The material Pavegen


uses is covered with a
soft surface, not unlike
that found on many
playgrounds and can
turn 1 step into 7 watts
of energy. Pavegen
has its sights set on a variety of applications, from treadmills that would use your steps to
charge your cell phone while you work out, to producing energy at concerts and large scale
events, by placing tiles under the dance floors and common areas.
In an age of energy conservation and an ever growing focus on green technology and science,
the harvesting of human created kinetic energy is an exciting addition to the alternative energy
sector. This technology joins the ranks of solar, wind and wave harnessed energy systems.
Fostering inspiration for architects and engineers to design the types of cities and buildings that
were previously seen only in science fiction.
[http://www.biztekmojo.com/00172/piezoelectric-technology]

Shape memory alloys (SMA)


Shape-memory alloys (SMAs), are metals that change shape when heated to an activation
temperature. When cool, they are malleable and can be shaped like a typical metal. However,
when heated to activation, they return to their preset shape. At the atomic level, the crystalline
structure of an SMA changes with heat from one regular structure to another. However, while all
metals will change shape with heat (i.e. melt), SMAs change shape all in solid phase and this
change is reversible. The most commonly used SMA is nitinol (nickel titanium)
[http://makezine.com/2012/01/31/skill-builder-working-with-shape-memory-alloy/]

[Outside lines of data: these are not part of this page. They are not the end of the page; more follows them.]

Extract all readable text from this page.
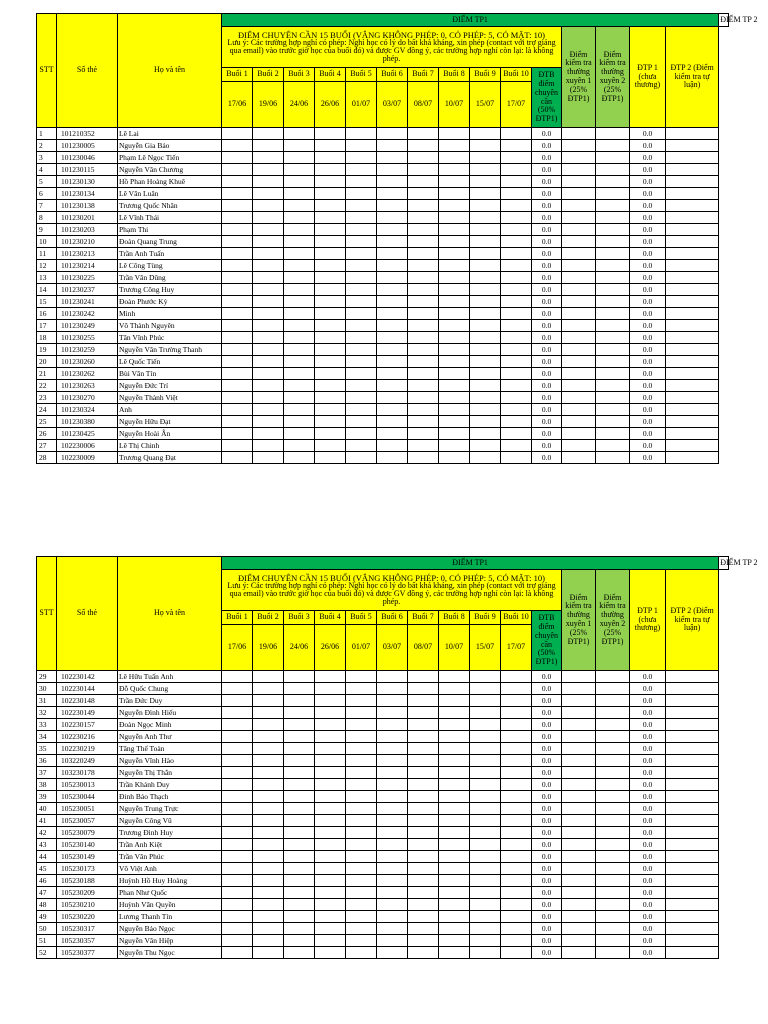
STT	Số thẻ	Họ và tên	ĐIỂM TP1															ĐIỂM TP 2

			ĐIỂM CHUYÊN CẦN 15 BUỔI (VẮNG KHÔNG PHÉP: 0, CÓ PHÉP: 5, CÓ MẶT: 10)
Lưu ý: Các trường hợp nghỉ có phép: Nghỉ học có lý do bất khả kháng, xin phép (contact với trợ giảng qua email) vào trước giờ học của buổi đó) và được GV đồng ý, các trường hợp nghỉ còn lại: là không phép.											Điểm kiểm tra thường xuyên 1 (25% ĐTP1)	Điểm kiểm tra thường xuyên 2 (25% ĐTP1)	ĐTP 1 (chưa thương)	ĐTP 2 (Điểm kiểm tra tự luận)	
			Buổi 1	Buổi 2	Buổi 3	Buổi 4	Buổi 5	Buổi 6	Buổi 7	Buổi 8	Buổi 9	Buổi 10	ĐTB điểm chuyên cần (50% ĐTP1)					
			17/06	19/06	24/06	26/06	01/07	03/07	08/07	10/07	15/07	17/07						
1	101210352	Lê Lai											0.0			0.0		
2	101230005	Nguyễn Gia Bảo											0.0			0.0		
3	101230046	Phạm Lê Ngọc Tiến											0.0			0.0		
4	101230115	Nguyễn Văn Chương											0.0			0.0		
5	101230130	Hồ Phan Hoàng Khuê											0.0			0.0		
6	101230134	Lê Văn Luân											0.0			0.0		
7	101230138	Trương Quốc Nhân											0.0			0.0		
8	101230201	Lê Vĩnh Thái											0.0			0.0		
9	101230203	Phạm Thi											0.0			0.0		
10	101230210	Đoàn Quang Trung											0.0			0.0		
11	101230213	Trần Anh Tuấn											0.0			0.0		
12	101230214	Lê Công Tùng											0.0			0.0		
13	101230225	Trần Văn Dũng											0.0			0.0		
14	101230237	Trương Công Huy											0.0			0.0		
15	101230241	Đoàn Phước Kỳ											0.0			0.0		
16	101230242	Minh											0.0			0.0		
17	101230249	Võ Thành Nguyên											0.0			0.0		
18	101230255	Tăn Vĩnh Phúc											0.0			0.0		
19	101230259	Nguyễn Văn Trường Thanh											0.0			0.0		
20	101230260	Lê Quốc Tiến											0.0			0.0		
21	101230262	Bùi Văn Tín											0.0			0.0		
22	101230263	Nguyễn Đức Trí											0.0			0.0		
23	101230270	Nguyễn Thành Việt											0.0			0.0		
24	101230324	Anh											0.0			0.0		
25	101230380	Nguyễn Hữu Đạt											0.0			0.0		
26	101230425	Nguyễn Hoài Ân											0.0			0.0		
27	102230006	Lê Thị Chinh											0.0			0.0		
28	102230009	Trương Quang Đạt											0.0			0.0		
STT	Số thẻ	Họ và tên	ĐIỂM TP1															ĐIỂM TP 2

			ĐIỂM CHUYÊN CẦN 15 BUỔI (VẮNG KHÔNG PHÉP: 0, CÓ PHÉP: 5, CÓ MẶT: 10)
Lưu ý: Các trường hợp nghỉ có phép: Nghỉ học có lý do bất khả kháng, xin phép (contact với trợ giảng qua email) vào trước giờ học của buổi đó) và được GV đồng ý, các trường hợp nghỉ còn lại: là không phép.											Điểm kiểm tra thường xuyên 1 (25% ĐTP1)	Điểm kiểm tra thường xuyên 2 (25% ĐTP1)	ĐTP 1 (chưa thương)	ĐTP 2 (Điểm kiểm tra tự luận)	
			Buổi 1	Buổi 2	Buổi 3	Buổi 4	Buổi 5	Buổi 6	Buổi 7	Buổi 8	Buổi 9	Buổi 10	ĐTB điểm chuyên cần (50% ĐTP1)					
			17/06	19/06	24/06	26/06	01/07	03/07	08/07	10/07	15/07	17/07						
29	102230142	Lê Hữu Tuấn Anh											0.0			0.0		
30	102230144	Đỗ Quốc Chung											0.0			0.0		
31	102230148	Trần Đức Duy											0.0			0.0		
32	102230149	Nguyễn Đình Hiếu											0.0			0.0		
33	102230157	Đoàn Ngọc Minh											0.0			0.0		
34	102230216	Nguyễn Anh Thư											0.0			0.0		
35	102230219	Tăng Thế Toàn											0.0			0.0		
36	103220249	Nguyễn Vĩnh Hào											0.0			0.0		
37	103230178	Nguyễn Thị Thắn											0.0			0.0		
38	105230013	Trần Khánh Duy											0.0			0.0		
39	105230044	Đinh Bảo Thạch											0.0			0.0		
40	105230051	Nguyễn Trung Trực											0.0			0.0		
41	105230057	Nguyễn Công Vũ											0.0			0.0		
42	105230079	Trương Đình Huy											0.0			0.0		
43	105230140	Trần Anh Kiệt											0.0			0.0		
44	105230149	Trần Văn Phúc											0.0			0.0		
45	105230173	Võ Việt Anh											0.0			0.0		
46	105230188	Huỳnh Hồ Huy Hoàng											0.0			0.0		
47	105230209	Phan Như Quốc											0.0			0.0		
48	105230210	Huỳnh Văn Quyền											0.0			0.0		
49	105230220	Lương Thanh Tín											0.0			0.0		
50	105230317	Nguyễn Bảo Ngọc											0.0			0.0		
51	105230357	Nguyễn Văn Hiệp											0.0			0.0		
52	105230377	Nguyễn Thu Ngọc											0.0			0.0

Applications for pseudo-elasticity include eyeglasses


frames, medical tools and antennas for mobile phones. One
application of shape memory effect is for robotic limbs
(hands, arms and legs). It is difficult to replicate even simple
movements of the human body, for example, the gripping
force required to
handle different
objects (eggs,
pens, tools). SMAs
are strong and compact and can be used to create
smooth, lifelike movements. Computer control of
timing and size of an electric current running through
the SMA can control the movement of an artificial joint.
Other design challenges for artificial joints include
development of computer software to control artificial muscle systems, being able to create
large enough movements and replicating the speed and accuracy of human reflexes.

Photochromism
Photochromicity refers to a material that can described as having a reversible change of colour
when exposed to light. One of the most popular applications is for colour-changing sunglass
lenses, which can darken as the sun brightens. A chemical either on the surface of the lens or
embedded within the glass reacts to ultraviolet light, which causes it to change form and
therefore its light
absorption
spectra.

Photochromic
lenses have
millions of
molecules of
substances such
as silver chloride
or silver halide embedded in them. The molecules are transparent to visible light in the absence
of UV light, which is normal for artificial lighting. But when exposed to UV rays, as in direct
sunlight, the molecules undergo a chemical process that causes them to change shape.
[http://science.howstuffworks.com/innovation/science-questions/question412.htm]
Electro-rheostatic (ER) and magneto-rheostatic (MR)
Electro-rheostatic (ER) and magneto-rheostatic (MR) materials are fluids that can undergo
dramatic changes in their viscosity. They can change from a thick fluid to a solid in a fraction of
a second when exposed to a magnetic (for MR materials) or electric (for ER materials) field, and
the effect is reversed when the field is removed. MR fluids are being developed for use in car
shock absorbers, damping washing machine vibration, prosthetic limbs, exercise equipment and
surface polishing of machine parts. ER fluids have mainly been developed for use in clutches
and valves, as well as engine mounts designed to reduce noise and vibration in vehicles.

Thermoelectricity
Thermoelectricity is, at its simplest, electricity produced directly from heat. It involves the joining
of two dissimilar conductors that, when heated, produce a direct current. Thermoelectric circuits
have been used in remote areas and space probes to power radio transmitters and receivers.